Just as we accumulate physical junk unknowingly, we also accumulate mental junk unknowingly. Such junk usually comprises sensually titillating impressions drawn from outer perceptions. The Bhagavad-gita (15.09) indicates that the mind is the reservoir where inputs from the various senses are stored.
However, instead of recognizing such impressions to be junk, the mind often treasures them. It takes our consciousness back to them again and again. Thus, it fuels sensual desires within us and impels us towards indulgences that often work against our best interests. By studying the Gita, we start understanding that such impressions are junk.

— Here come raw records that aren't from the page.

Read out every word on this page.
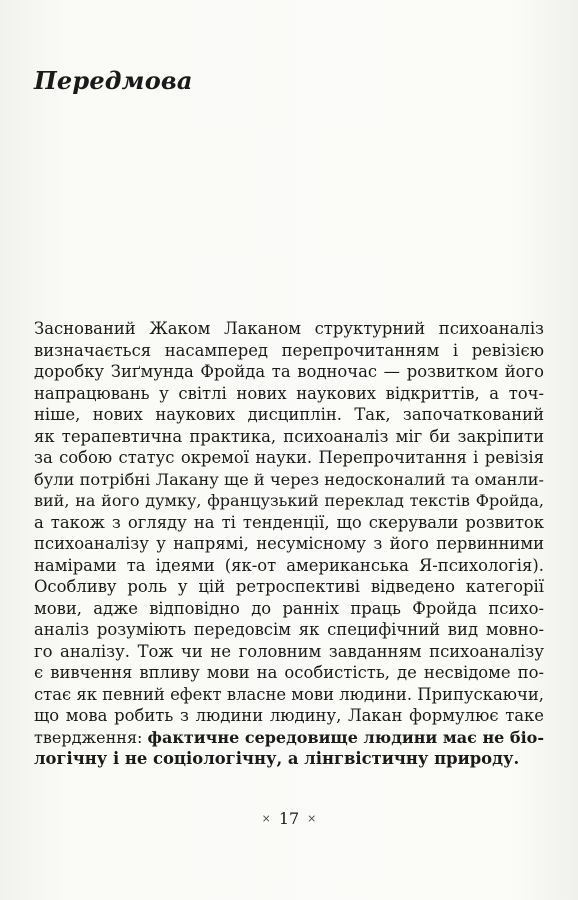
Передмова
Заснований Жаком Лаканом структурний психоаналіз
визначається насамперед перепрочитанням і ревізією
доробку Зиґмунда Фройда та водночас — розвитком його
напрацювань у світлі нових наукових відкриттів, а точ-
ніше, нових наукових дисциплін. Так, започаткований
як терапевтична практика, психоаналіз міг би закріпити
за собою статус окремої науки. Перепрочитання і ревізія
були потрібні Лакану ще й через недосконалий та оманли-
вий, на його думку, французький переклад текстів Фройда,
а також з огляду на ті тенденції, що скерували розвиток
психоаналізу у напрямі, несумісному з його первинними
намірами та ідеями (як-от американська Я-психологія).
Особливу роль у цій ретроспективі відведено категорії
мови, адже відповідно до ранніх праць Фройда психо-
аналіз розуміють передовсім як специфічний вид мовно-
го аналізу. Тож чи не головним завданням психоаналізу
є вивчення впливу мови на особистість, де несвідоме по-
стає як певний ефект власне мови людини. Припускаючи,
що мова робить з людини людину, Лакан формулює таке
твердження: фактичне середовище людини має не біо-
логічну і не соціологічну, а лінгвістичну природу.
× 17 ×
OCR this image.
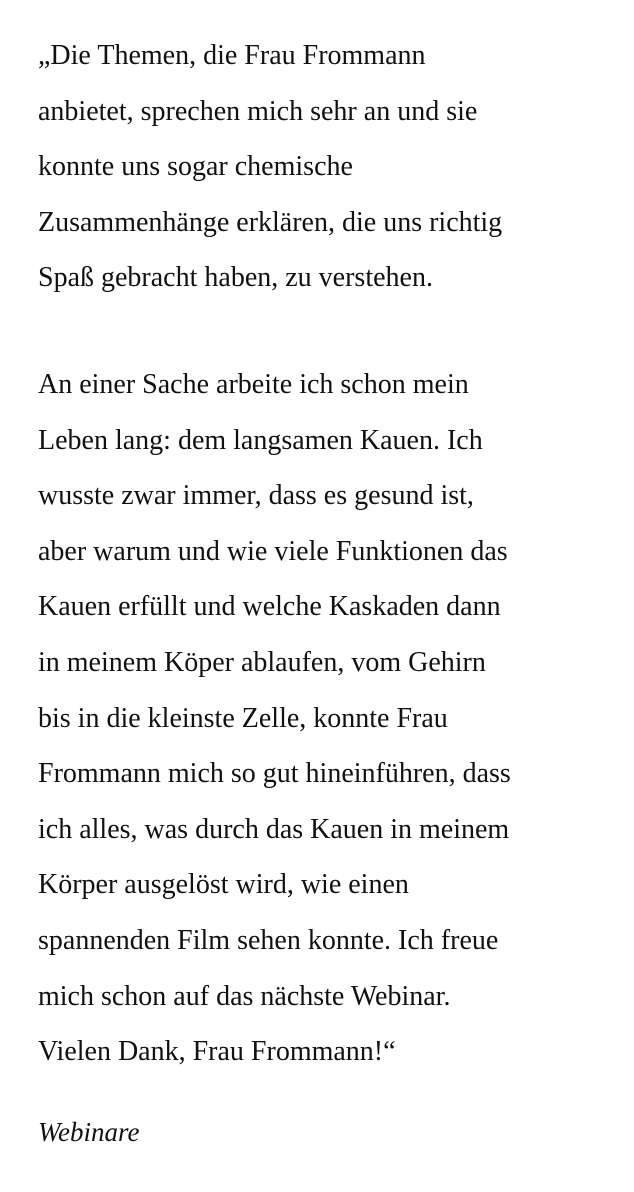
„Die Themen, die Frau Frommann
anbietet, sprechen mich sehr an und sie
konnte uns sogar chemische
Zusammenhänge erklären, die uns richtig
Spaß gebracht haben, zu verstehen.

An einer Sache arbeite ich schon mein
Leben lang: dem langsamen Kauen. Ich
wusste zwar immer, dass es gesund ist,
aber warum und wie viele Funktionen das
Kauen erfüllt und welche Kaskaden dann
in meinem Köper ablaufen, vom Gehirn
bis in die kleinste Zelle, konnte Frau
Frommann mich so gut hineinführen, dass
ich alles, was durch das Kauen in meinem
Körper ausgelöst wird, wie einen
spannenden Film sehen konnte. Ich freue
mich schon auf das nächste Webinar.
Vielen Dank, Frau Frommann!“

Webinare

Of course, mental junk is not as easy to dispose as physical junk. Physical trash can just be swept out, but mental trash needs a more sophisticated strategy: not sweeping out, but crowding out. Consciousness by its very nature has to be conscious. So, we can’t just become unconscious of something, even if it is undesirable – we need to absorb our consciousness in something else so that we become oblivious to the undesirable thing. The best object for absorption is Krishna. He is all-attractive and all-pure, so Krishna-thoughts bring satisfaction and purification.
Initially, because our mind is attached to the mental junk, we need to junk the junk intellectually. That is, we need to use our intelligence to recognize which inner impressions comprise junk and redirect our thoughts away from them towards higher things.
Thankfully, when we cleanse ourselves consistently by practicing bhakti diligently, the mind becomes purified. Over time, it starts junking the mental junk of its own volition. When our mind thus accepts the impure to be impure, our spiritual life becomes secure.